Helping Children and Teens Manage Anxiety



Helping Children and Teens Manage Anxiety

There was a time when human survival depended on responding quickly to real danger. If a lion appeared, the body reacted instantly with a racing heart, tightening muscles, breathing quickly, and getting ready to pounce or run.

Today, children, adolescents, and young adults aren’t facing actual lions, but they are having the same physiological response of arousal, hypervigilance, and constant alertness. The brain continues to detect “threats,” even when those threats are psychological, social, or anticipatory. Events such as an upcoming test, a social interaction, a text message from a peer, or not fitting in can create the same physiological responses, nonetheless.
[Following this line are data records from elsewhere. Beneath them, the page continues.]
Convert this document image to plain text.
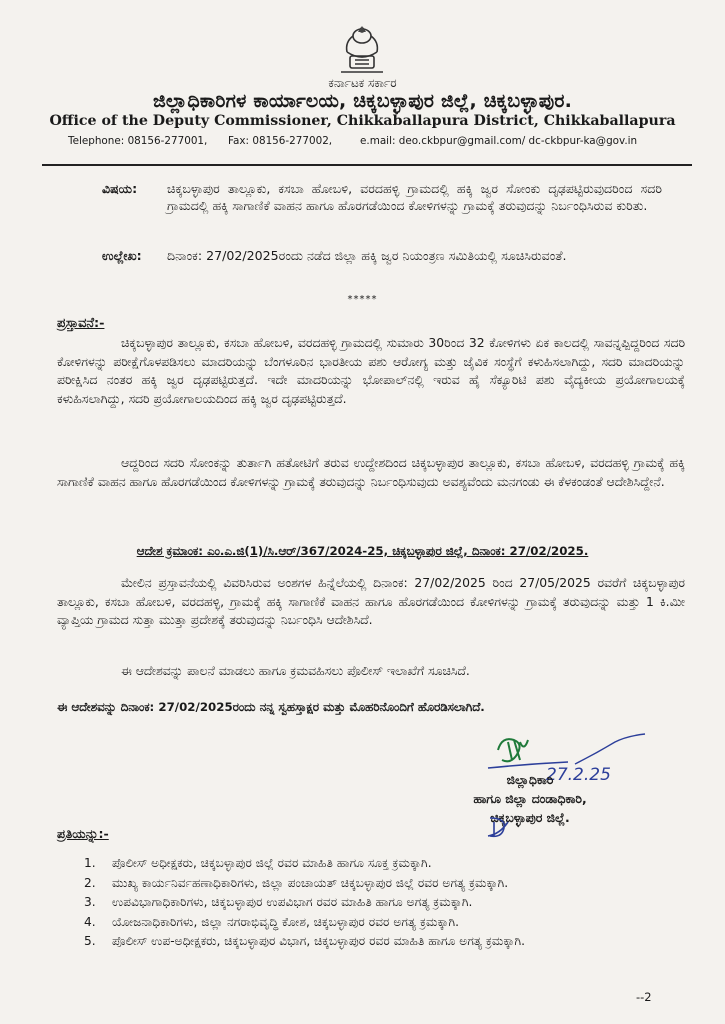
ಕರ್ನಾಟಕ ಸರ್ಕಾರ
ಜಿಲ್ಲಾಧಿಕಾರಿಗಳ ಕಾರ್ಯಾಲಯ, ಚಿಕ್ಕಬಳ್ಳಾಪುರ ಜಿಲ್ಲೆ, ಚಿಕ್ಕಬಳ್ಳಾಪುರ.
Office of the Deputy Commissioner, Chikkaballapura District, Chikkaballapura
Telephone: 08156-277001,	Fax: 08156-277002,	e.mail: deo.ckbpur@gmail.com/ dc-ckbpur-ka@gov.in
ವಿಷಯ:	ಚಿಕ್ಕಬಳ್ಳಾಪುರ ತಾಲ್ಲೂಕು, ಕಸಬಾ ಹೋಬಳಿ, ವರದಹಳ್ಳಿ ಗ್ರಾಮದಲ್ಲಿ ಹಕ್ಕಿ ಜ್ವರ ಸೋಂಕು ದೃಢಪಟ್ಟಿರುವುದರಿಂದ ಸದರಿ ಗ್ರಾಮದಲ್ಲಿ ಹಕ್ಕಿ ಸಾಗಾಣಿಕೆ ವಾಹನ ಹಾಗೂ ಹೊರಗಡೆಯಿಂದ ಕೋಳಿಗಳನ್ನು ಗ್ರಾಮಕ್ಕೆ ತರುವುದನ್ನು ನಿರ್ಬಂಧಿಸಿರುವ ಕುರಿತು.
ಉಲ್ಲೇಖ:	ದಿನಾಂಕ: 27/02/2025ರಂದು ನಡೆದ ಜಿಲ್ಲಾ ಹಕ್ಕಿ ಜ್ವರ ನಿಯಂತ್ರಣ ಸಮಿತಿಯಲ್ಲಿ ಸೂಚಿಸಿರುವಂತೆ.
*****
ಪ್ರಸ್ತಾವನೆ:-
ಚಿಕ್ಕಬಳ್ಳಾಪುರ ತಾಲ್ಲೂಕು, ಕಸಬಾ ಹೋಬಳಿ, ವರದಹಳ್ಳಿ ಗ್ರಾಮದಲ್ಲಿ ಸುಮಾರು 30ರಿಂದ 32 ಕೋಳಿಗಳು ಏಕ ಕಾಲದಲ್ಲಿ ಸಾವನ್ನಪ್ಪಿದ್ದರಿಂದ ಸದರಿ ಕೋಳಿಗಳನ್ನು ಪರೀಕ್ಷೆಗೊಳಪಡಿಸಲು ಮಾದರಿಯನ್ನು ಬೆಂಗಳೂರಿನ ಭಾರತೀಯ ಪಶು ಆರೋಗ್ಯ ಮತ್ತು ಜೈವಿಕ ಸಂಸ್ಥೆಗೆ ಕಳುಹಿಸಲಾಗಿದ್ದು, ಸದರಿ ಮಾದರಿಯನ್ನು ಪರೀಕ್ಷಿಸಿದ ನಂತರ ಹಕ್ಕಿ ಜ್ವರ ದೃಢಪಟ್ಟಿರುತ್ತದೆ. ಇದೇ ಮಾದರಿಯನ್ನು ಭೋಪಾಲ್‌ನಲ್ಲಿ ಇರುವ ಹೈ ಸೆಕ್ಯೂರಿಟಿ ಪಶು ವೈದ್ಯಕೀಯ ಪ್ರಯೋಗಾಲಯಕ್ಕೆ ಕಳುಹಿಸಲಾಗಿದ್ದು, ಸದರಿ ಪ್ರಯೋಗಾಲಯದಿಂದ ಹಕ್ಕಿ ಜ್ವರ ದೃಢಪಟ್ಟಿರುತ್ತದೆ.
ಆದ್ದರಿಂದ ಸದರಿ ಸೋಂಕನ್ನು ತುರ್ತಾಗಿ ಹತೋಟಿಗೆ ತರುವ ಉದ್ದೇಶದಿಂದ ಚಿಕ್ಕಬಳ್ಳಾಪುರ ತಾಲ್ಲೂಕು, ಕಸಬಾ ಹೋಬಳಿ, ವರದಹಳ್ಳಿ ಗ್ರಾಮಕ್ಕೆ ಹಕ್ಕಿ ಸಾಗಾಣಿಕೆ ವಾಹನ ಹಾಗೂ ಹೊರಗಡೆಯಿಂದ ಕೋಳಿಗಳನ್ನು ಗ್ರಾಮಕ್ಕೆ ತರುವುದನ್ನು ನಿರ್ಬಂಧಿಸುವುದು ಅವಶ್ಯವೆಂದು ಮನಗಂಡು ಈ ಕೆಳಕಂಡಂತೆ ಆದೇಶಿಸಿದ್ದೇನೆ.
ಆದೇಶ ಕ್ರಮಾಂಕ: ಎಂ.ಎ.ಜಿ(1)/ಸಿ.ಆರ್/367/2024-25, ಚಿಕ್ಕಬಳ್ಳಾಪುರ ಜಿಲ್ಲೆ, ದಿನಾಂಕ: 27/02/2025.
ಮೇಲಿನ ಪ್ರಸ್ತಾವನೆಯಲ್ಲಿ ವಿವರಿಸಿರುವ ಅಂಶಗಳ ಹಿನ್ನೆಲೆಯಲ್ಲಿ ದಿನಾಂಕ: 27/02/2025 ರಿಂದ 27/05/2025 ರವರೆಗೆ ಚಿಕ್ಕಬಳ್ಳಾಪುರ ತಾಲ್ಲೂಕು, ಕಸಬಾ ಹೋಬಳಿ, ವರದಹಳ್ಳಿ, ಗ್ರಾಮಕ್ಕೆ ಹಕ್ಕಿ ಸಾಗಾಣಿಕೆ ವಾಹನ ಹಾಗೂ ಹೊರಗಡೆಯಿಂದ ಕೋಳಿಗಳನ್ನು ಗ್ರಾಮಕ್ಕೆ ತರುವುದನ್ನು ಮತ್ತು 1 ಕಿ.ಮೀ ವ್ಯಾಪ್ತಿಯ ಗ್ರಾಮದ ಸುತ್ತಾ ಮುತ್ತಾ ಪ್ರದೇಶಕ್ಕೆ ತರುವುದನ್ನು ನಿರ್ಬಂಧಿಸಿ ಆದೇಶಿಸಿದೆ.
ಈ ಆದೇಶವನ್ನು ಪಾಲನೆ ಮಾಡಲು ಹಾಗೂ ಕ್ರಮವಹಿಸಲು ಪೊಲೀಸ್ ಇಲಾಖೆಗೆ ಸೂಚಿಸಿದೆ.
ಈ ಆದೇಶವನ್ನು ದಿನಾಂಕ: 27/02/2025ರಂದು ನನ್ನ ಸ್ವಹಸ್ತಾಕ್ಷರ ಮತ್ತು ಮೊಹರಿನೊಂದಿಗೆ ಹೊರಡಿಸಲಾಗಿದೆ.
27.2.25
ಜಿಲ್ಲಾಧಿಕಾರಿ
ಹಾಗೂ ಜಿಲ್ಲಾ ದಂಡಾಧಿಕಾರಿ,
ಚಿಕ್ಕಬಳ್ಳಾಪುರ ಜಿಲ್ಲೆ.
ಪ್ರತಿಯನ್ನು:-
1. ಪೊಲೀಸ್ ಅಧೀಕ್ಷಕರು, ಚಿಕ್ಕಬಳ್ಳಾಪುರ ಜಿಲ್ಲೆ ರವರ ಮಾಹಿತಿ ಹಾಗೂ ಸೂಕ್ತ ಕ್ರಮಕ್ಕಾಗಿ.
2. ಮುಖ್ಯ ಕಾರ್ಯನಿರ್ವಹಣಾಧಿಕಾರಿಗಳು, ಜಿಲ್ಲಾ ಪಂಚಾಯತ್ ಚಿಕ್ಕಬಳ್ಳಾಪುರ ಜಿಲ್ಲೆ ರವರ ಅಗತ್ಯ ಕ್ರಮಕ್ಕಾಗಿ.
3. ಉಪವಿಭಾಗಾಧಿಕಾರಿಗಳು, ಚಿಕ್ಕಬಳ್ಳಾಪುರ ಉಪವಿಭಾಗ ರವರ ಮಾಹಿತಿ ಹಾಗೂ ಅಗತ್ಯ ಕ್ರಮಕ್ಕಾಗಿ.
4. ಯೋಜನಾಧಿಕಾರಿಗಳು, ಜಿಲ್ಲಾ ನಗರಾಭಿವೃದ್ಧಿ ಕೋಶ, ಚಿಕ್ಕಬಳ್ಳಾಪುರ ರವರ ಅಗತ್ಯ ಕ್ರಮಕ್ಕಾಗಿ.
5. ಪೊಲೀಸ್ ಉಪ-ಅಧೀಕ್ಷಕರು, ಚಿಕ್ಕಬಳ್ಳಾಪುರ ವಿಭಾಗ, ಚಿಕ್ಕಬಳ್ಳಾಪುರ ರವರ ಮಾಹಿತಿ ಹಾಗೂ ಅಗತ್ಯ ಕ್ರಮಕ್ಕಾಗಿ.
--2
Let’s call the sources of anxiety for our children, teens, and young adults the perceived lion.” The goal is not to eliminate anxiety, but to help children and teens recognize, interpret, and respond to it in more adaptive ways. A perceived lion is any situation the brain interprets as threatening, even when there is no actual physical danger. The brain does not always distinguish between real danger and anticipated or imagined threat.

For a child, the lion might be walking into school or separating from a parent. For a teenager, it may be a social event, a test, or a social gathering. For a young adult, it might involve fear of failure, rejection, or not meeting expectations.

Step One: Help the Young Person Name the Lion

One of the most effective starting points is helping the child or teen identify what, specifically, their brain is reacting to.

Instead of asking, “What’s wrong?” try:

  • “What feels like the lion right now?”
  • “What is your brain telling you might happen?”
  • “What are you most afraid of right now?”

As a parent, you can say:

  • It sounds like your lion right now is speaking in front of a group.
  • It sounds like your lion right now is having a difficult conversation.

When anxiety is externalized and named, it becomes less overwhelming. It shifts from an undefined sense of dread to something that can be observed, discussed, and worked with. This naming process alone often reduces intensity by creating psychological distance between the person and the fear.

Step Two: Assess the Actual Level of Danger

Once the perceived lion is identified, the next step is helping the young person differentiate between perceived threat and actual risk.

Ask:

  • “Is there a real danger to your safety right now?”
  • “What is the worst realistic outcome here?”
  • “If the worst happened, how would you deal with it?”

The intention is not to dismiss the anxiety or minimize emotional discomfort, but to help re-engage the logical parts of our brain. Anxiety focuses on threat, and asking these questions helps to shift your child’s mindset from emergency to worry or fear, which is much more manageable.

Step Three: Ground, Regulate, Co-Regulate

Even when insight is present, the body often remains activated. This is why physiological regulation is essential.

We can support our children and teens through co-regulation, such as taking deep breaths together, physically hugging or holding hands, and taking deep breaths, physical movement such as walking or even tapping. The goal is to take the nervous system out of panic mode and to feel in control again.

Over time, repeated experiences—“I can calm my body and get through this”—build internal confidence and resilience. We can then teach our kids that the experience of anxiety will peak and fall, and that we are capable of moving through it successfully.

Ultimately, anxiety management in children and teens is not about removing all “lions.” It is about helping them recognize a true threat, rather than a fear of rejection or failure. Instead, our goal is to equip them with the tools to respond and manage successfully.

When we support our kids and teens in naming their fear, evaluating its accuracy, and regulating their physiological response, they are not simply reducing anxiety in the moment. Instead, we are teaching them how to manage big emotions and fears in a way that builds confidence and resilience.